Generative AI is expected to power more applications in the coming decade, with models like ChatGPT, DALL-E, GitHub Copilot, and Stable Diffusion already demonstrating their capabilities in creating images, answering complex questions, creating websites, and making programming accessible to everyone. Data centers play a crucial role in providing the necessary infrastructure for running generative AI, requiring high-density power, modular architecture, high-bandwidth connectivity, and advanced cooling.

The main challenge in supporting generative AI is the significant surge in power loads. These models use graphics processing unit (GPU) chips, which consume 10-15 times more energy than traditional CPUs. Many models have billions of parameters and require efficient data pipelines during their training phase, which can take months to complete. For example, ChatGPT 3.5 has 175 billion parameters and was trained on over 500 billion words of text, requiring 300-500 MW of power. This is a substantial increase compared to the typical power requirements of a data center, which range from 30-50 MW.
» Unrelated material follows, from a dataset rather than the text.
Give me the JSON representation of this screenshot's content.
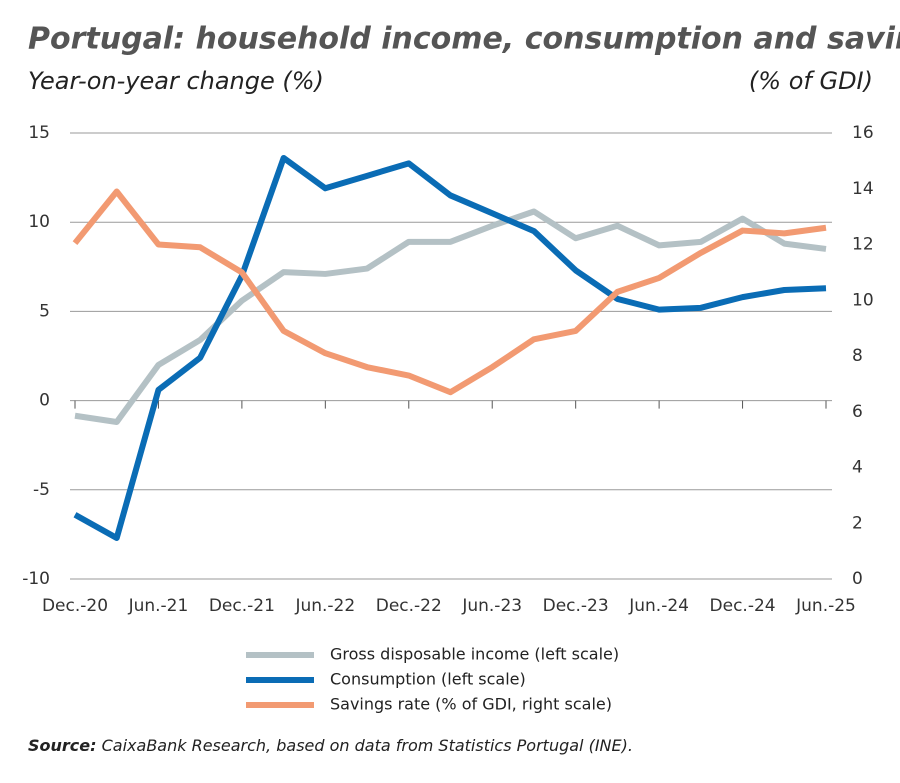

Forecasting the future power requirements of generative AI is challenging, but it is expected to significantly increase current demands. Analysts predict that global data center capacity could double in five years and quadruple in 10 years, with a potential 25% compound annual growth rate (CAGR) if generative AI is included. This rapid growth in power demands will coincide with the need to address the climate crisis and transition to low-to-no-carbon power sources, such as renewables, microgrids, batteries, hydrogen, and nuclear power.

Another challenge posed by generative AI is the increase in e-waste. The constant innovation in AI chips and GPUs will lead to the disposal of older equipment, contributing to the already growing e-waste stream. Proper recycling and remarketing of these components will be essential to ensure efficient performance and minimize environmental impact. Although the industry has been slow to integrate sustainable practices, the uptake of IT asset lifecycle optimization, recycling, remarketing, and secure disposal is expected to accelerate.

In conclusion, the success of generative AI has highlighted the need for robust IT infrastructure to support its growth. The challenges of increased power demands and e-waste must be addressed through the use of low-to-no-carbon power sources and effective recycling and remarketing practices. The generative AI revolution will not only transform the industries that utilize its applications but also revolutionize the infrastructure industry that supports it.